Q. I am interested in breeding my maiden mare, but am concerned about EVA. How can I ensure that the semen I use for her artificial insemination is free of this disease?
If an infected stallion is bred to a mare that has not been immunized against EVA, she is likely to contract the virus, resulting in lack of conception, although her future fertility will not be affected. A mare can become infected with the virus within a week following insemination of contaminated semen if she is unvaccinated. If a pregnant mare is exposed to the virus through nasal secretions when she is more than three months along, then abortion is likely; if she is near term and she’s exposed, the newborn foal will die from viral pneumonia contracted in utero.

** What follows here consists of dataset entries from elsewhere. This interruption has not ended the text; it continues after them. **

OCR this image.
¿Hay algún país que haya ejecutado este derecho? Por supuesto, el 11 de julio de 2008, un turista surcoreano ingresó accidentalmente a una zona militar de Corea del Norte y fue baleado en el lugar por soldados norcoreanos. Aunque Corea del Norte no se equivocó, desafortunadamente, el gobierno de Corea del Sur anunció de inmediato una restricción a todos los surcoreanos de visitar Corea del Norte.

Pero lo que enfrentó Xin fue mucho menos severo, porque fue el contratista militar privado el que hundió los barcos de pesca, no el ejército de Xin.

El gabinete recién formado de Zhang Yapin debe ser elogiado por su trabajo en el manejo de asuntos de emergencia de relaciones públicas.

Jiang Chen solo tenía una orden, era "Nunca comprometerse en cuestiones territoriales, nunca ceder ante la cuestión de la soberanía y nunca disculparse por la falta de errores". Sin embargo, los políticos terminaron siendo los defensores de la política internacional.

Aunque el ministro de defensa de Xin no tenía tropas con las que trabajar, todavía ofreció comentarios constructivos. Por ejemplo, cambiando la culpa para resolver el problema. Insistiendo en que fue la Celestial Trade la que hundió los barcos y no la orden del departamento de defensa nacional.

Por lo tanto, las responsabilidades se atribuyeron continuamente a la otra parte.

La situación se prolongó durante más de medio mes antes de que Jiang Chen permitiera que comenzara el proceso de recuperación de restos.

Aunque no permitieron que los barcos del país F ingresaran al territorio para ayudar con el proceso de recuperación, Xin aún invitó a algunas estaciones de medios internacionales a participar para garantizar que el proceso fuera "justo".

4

In this country, there have been recent outbreaks of EVA in six states. The first step in limiting transfer of this disease is to identify if a stallion is a carrier by testing his blood for EVA antibodies. If his blood tests negative, then he is considered free of the virus but must be immunized within 10 days of the test. Annual boosters are recommended for breeding stallions. If his blood test comes back positive for EVA, then his semen will need to be tested directly to evaluate for viral shedding by the venereal route.

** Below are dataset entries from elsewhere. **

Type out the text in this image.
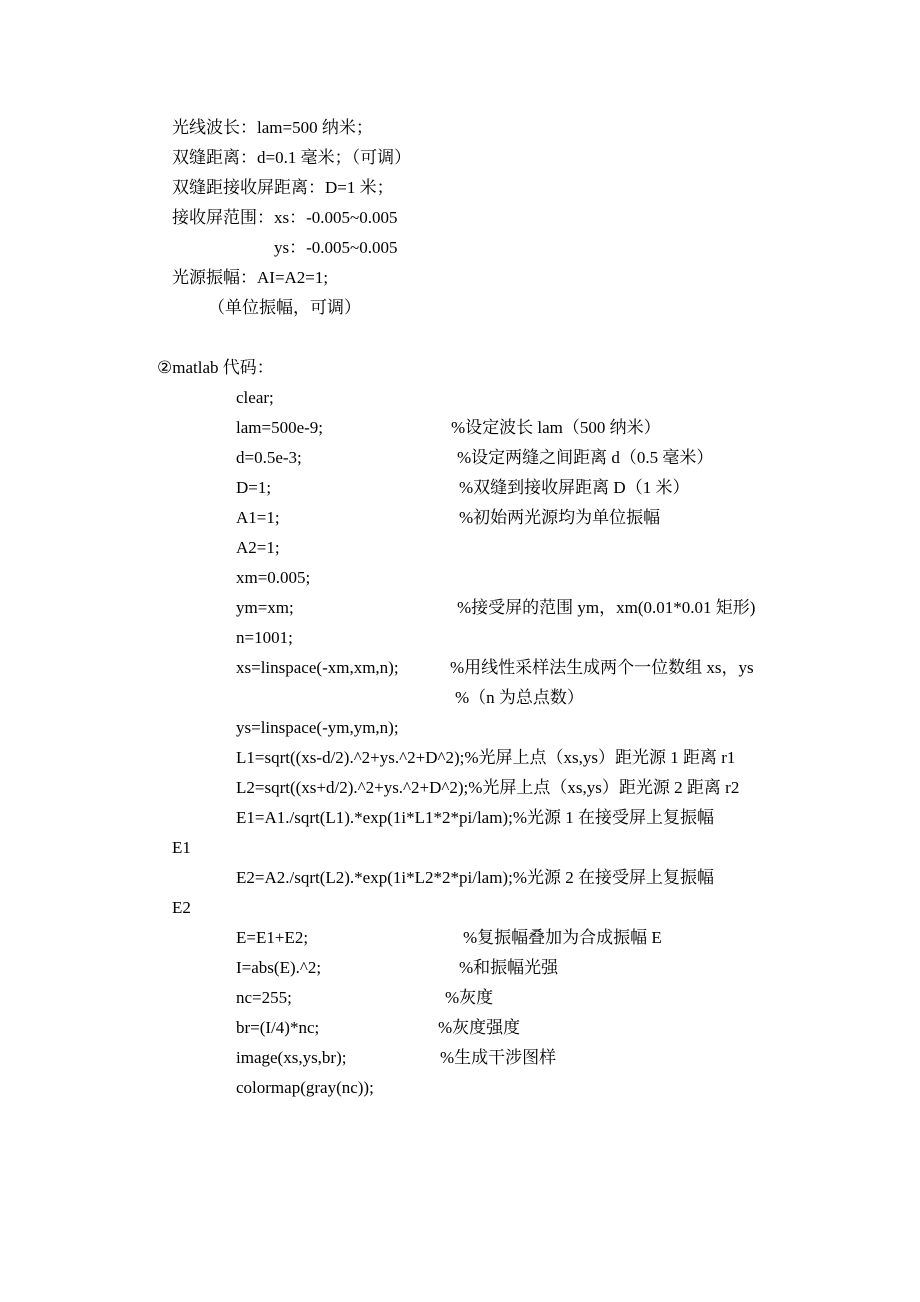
光线波长：lam=500 纳米；
双缝距离：d=0.1 毫米；（可调）
双缝距接收屏距离：D=1 米；
接收屏范围：xs：-0.005~0.005
ys：-0.005~0.005
光源振幅：AI=A2=1;
（单位振幅，可调）
②matlab 代码：
clear;
lam=500e-9;	%设定波长 lam（500 纳米）
d=0.5e-3;	%设定两缝之间距离 d（0.5 毫米）
D=1;	%双缝到接收屏距离 D（1 米）
A1=1;	%初始两光源均为单位振幅
A2=1;
xm=0.005;
ym=xm;	%接受屏的范围 ym，xm(0.01*0.01 矩形)
n=1001;
xs=linspace(-xm,xm,n);	%用线性采样法生成两个一位数组 xs，ys
%（n 为总点数）
ys=linspace(-ym,ym,n);
L1=sqrt((xs-d/2).^2+ys.^2+D^2);%光屏上点（xs,ys）距光源 1 距离 r1
L2=sqrt((xs+d/2).^2+ys.^2+D^2);%光屏上点（xs,ys）距光源 2 距离 r2
E1=A1./sqrt(L1).*exp(1i*L1*2*pi/lam);%光源 1 在接受屏上复振幅
E1
E2=A2./sqrt(L2).*exp(1i*L2*2*pi/lam);%光源 2 在接受屏上复振幅
E2
E=E1+E2;	%复振幅叠加为合成振幅 E
I=abs(E).^2;	%和振幅光强
nc=255;	%灰度
br=(I/4)*nc;	%灰度强度
image(xs,ys,br);	%生成干涉图样
colormap(gray(nc));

A mare should be vaccinated at least three weeks in advance of insemination if she is to be bred to an EVA-positive stallion. It is the responsibility of the stud farm to advise you of its stallion’s status as EVA free, or not, and to inform you of implemented protective measures. A formal written confirmation of a stallion’s non-shedding status enables you to use him for safe breeding to your mare with greater confidence.
Expert: Nancy S. Loving, DVM, is a performance horse veterinarian based in Boulder, Colo. She is also the author of All Horse Systems Go.